Bottom Line: To test the hypothesis that hydroxymethyl glutaryl coenzyme A reductase inhibitors (statins) may decrease the risk of community acquired pneumonia.Among cases admitted to hospital and matched controls, current statin use was present in 17.2% (68/395) of cases and 14.2% (112/788) of controls (adjusted odds ratio 1.61, 1.08 to 2.39, compared with non-use).Statin use was not associated with decreased risk of pneumonia among immunocompetent, community dwelling older people.

View Article: PubMed Central - PubMed

Affiliation: Group Health Center for Health Studies, 1730 Minor Avenue, Suite 1600, Seattle WA 98101-1448, USA. dublin.s@ghc.org

ABSTRACT

Objective: To test the hypothesis that hydroxymethyl glutaryl coenzyme A reductase inhibitors (statins) may decrease the risk of community acquired pneumonia.

Design: Population based case-control study.

Setting: Group Health, a large integrated healthcare delivery system. Population Immunocompetent, community dwelling Group Health members aged 65 to 94; two matched controls for each case with pneumonia.
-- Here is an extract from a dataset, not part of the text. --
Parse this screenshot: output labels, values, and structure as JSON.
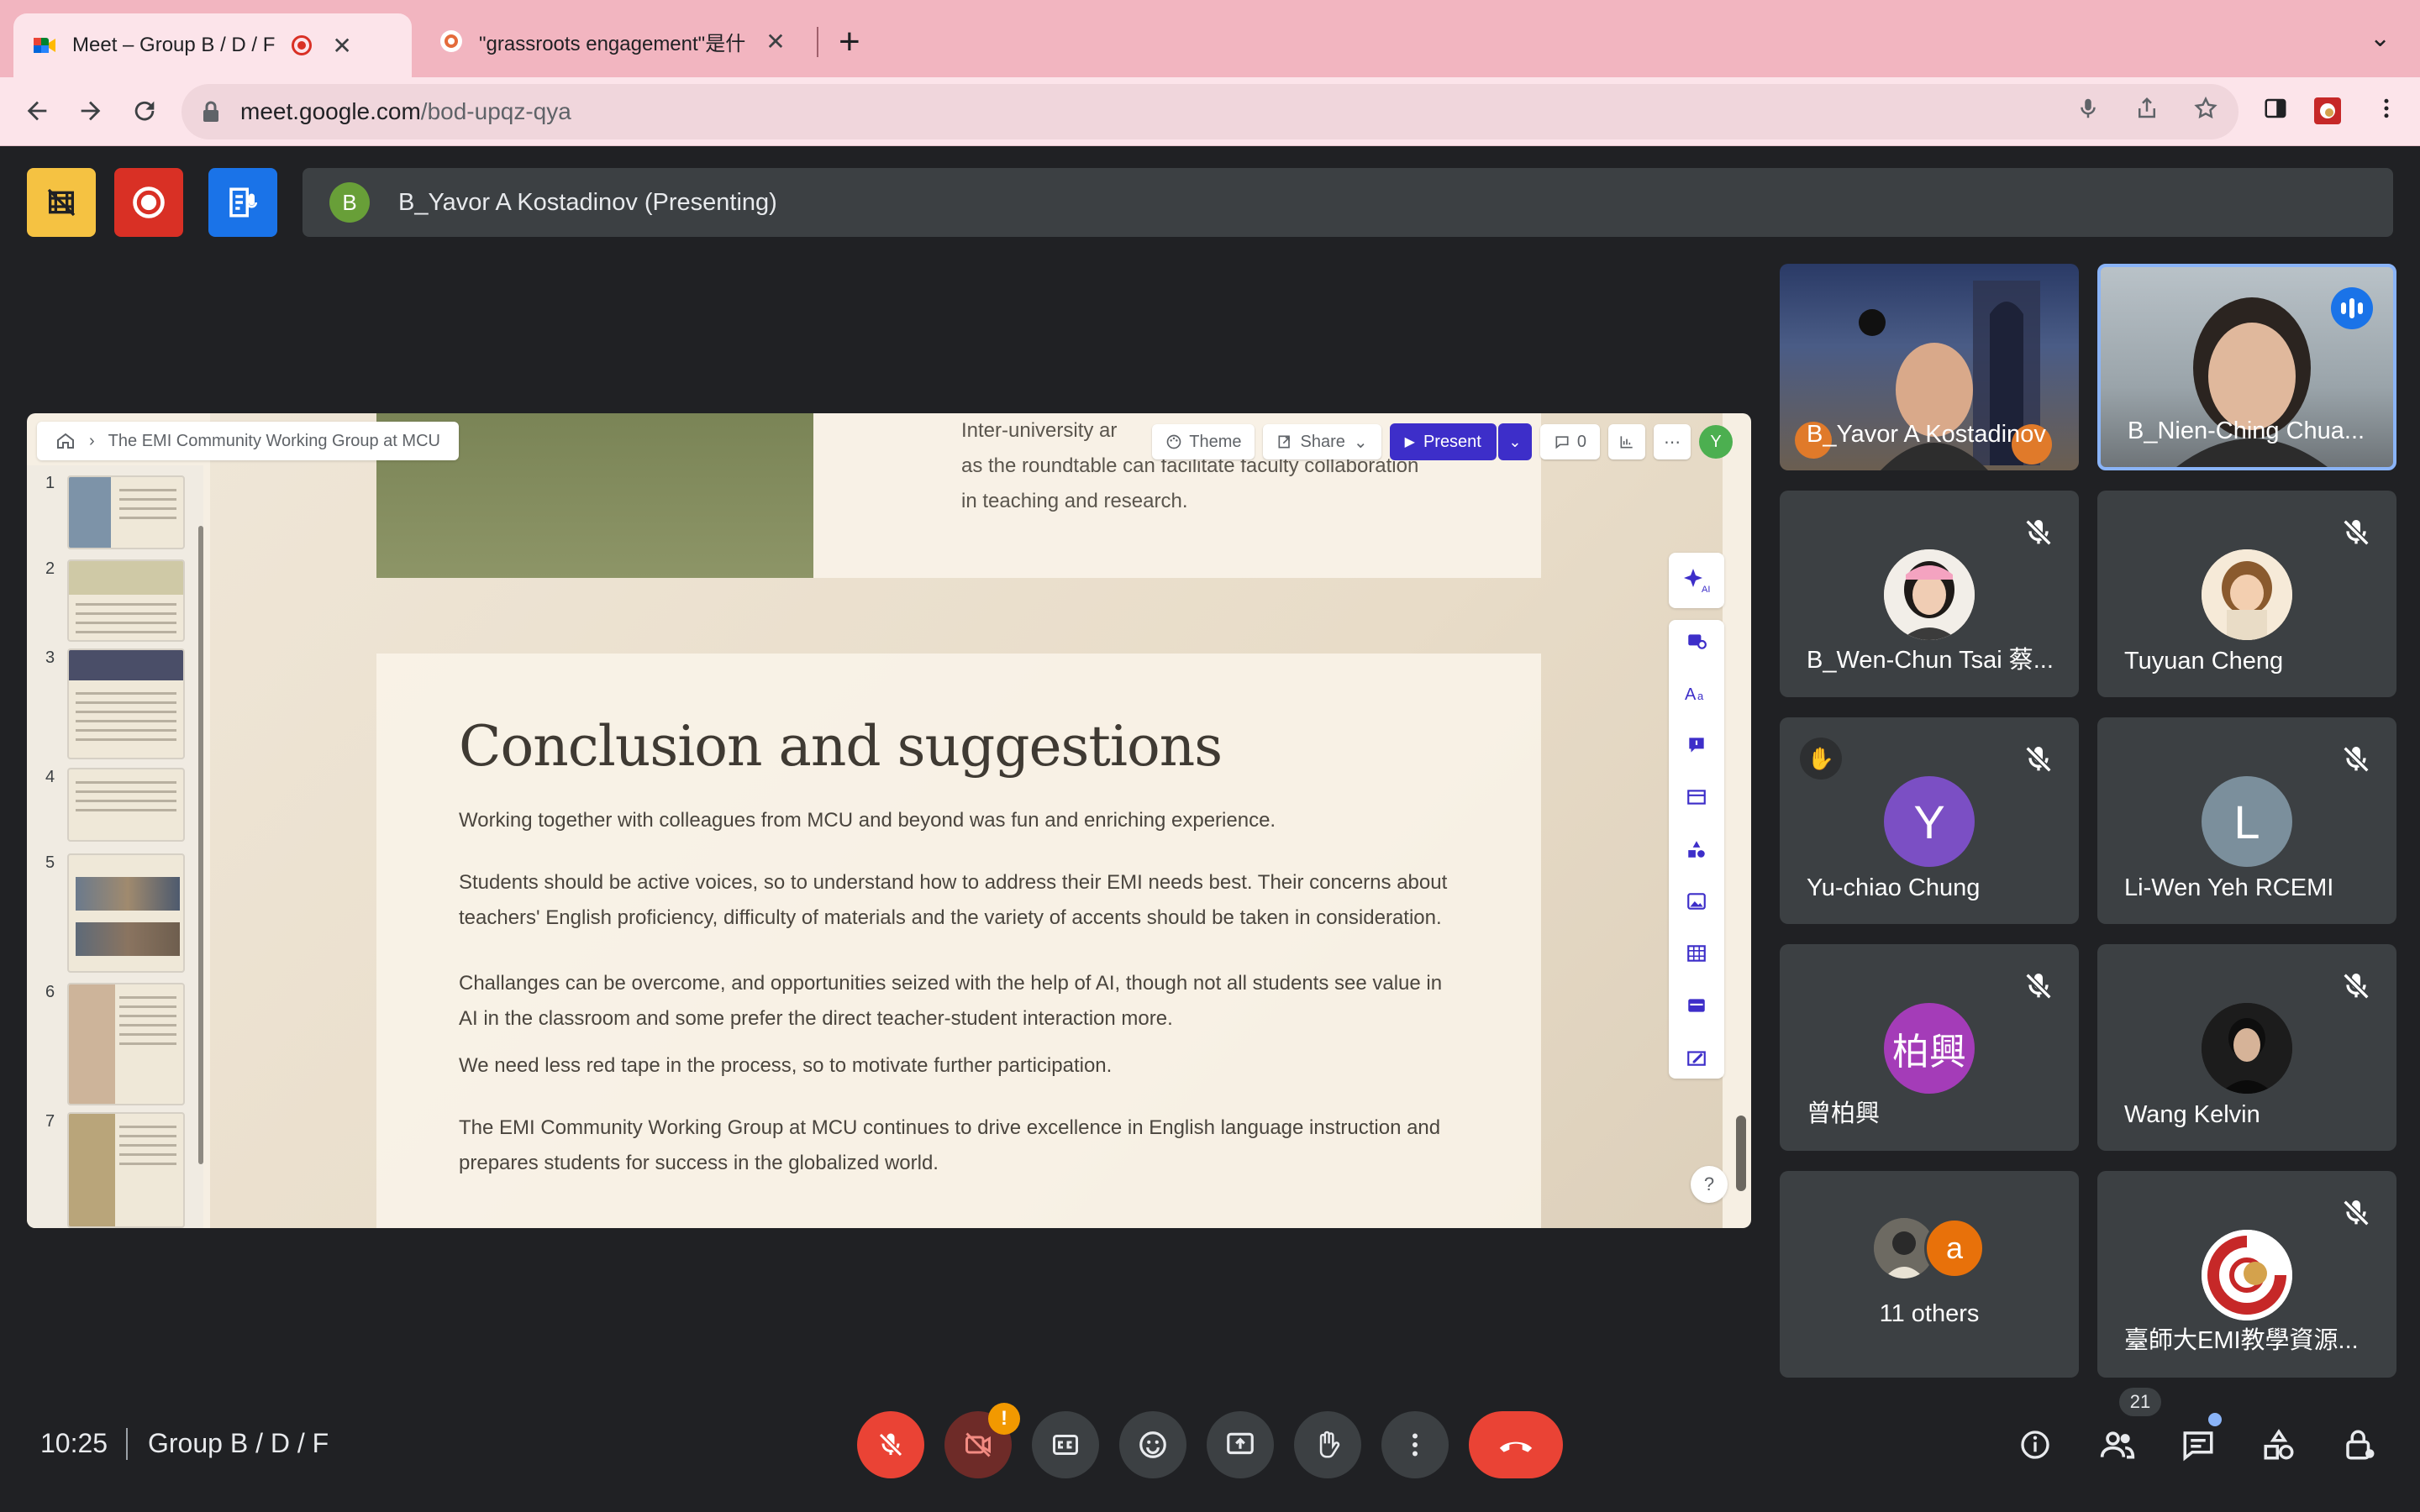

Information on comorbid illnesses and functional and cognitive status, potential confounders of the association between statin use and risk of pneumonia, came from medical record review and computerised pharmacy data.

Main outcome measure: Adjusted estimates of risk of pneumonia in relation to current statin use.

Results: 1125 validated cases of pneumonia and 2235 matched controls were identified. Compared with controls, cases were more likely to have chronic lung and heart disease, especially severe disease, and functional or cognitive impairment. Current statin use was present in 16.1% (181/1125) of cases and 14.6% (327/2235) of controls (adjusted odds ratio 1.26, 95% confidence interval 1.01 to 1.56). Among cases admitted to hospital and matched controls, current statin use was present in 17.2% (68/395) of cases and 14.2% (112/788) of controls (adjusted odds ratio 1.61, 1.08 to 2.39, compared with non-use). In people in whom statins were indicated for secondary prevention, the adjusted odds ratio for risk of pneumonia in relation to current statin use was 1.25 (0.94 to 1.67); in those with no such indication, it was 0.81 (0.46 to 1.42).

Conclusions: Statin use was not associated with decreased risk of pneumonia among immunocompetent, community dwelling older people. Findings of previous studies may reflect "healthy user" bias.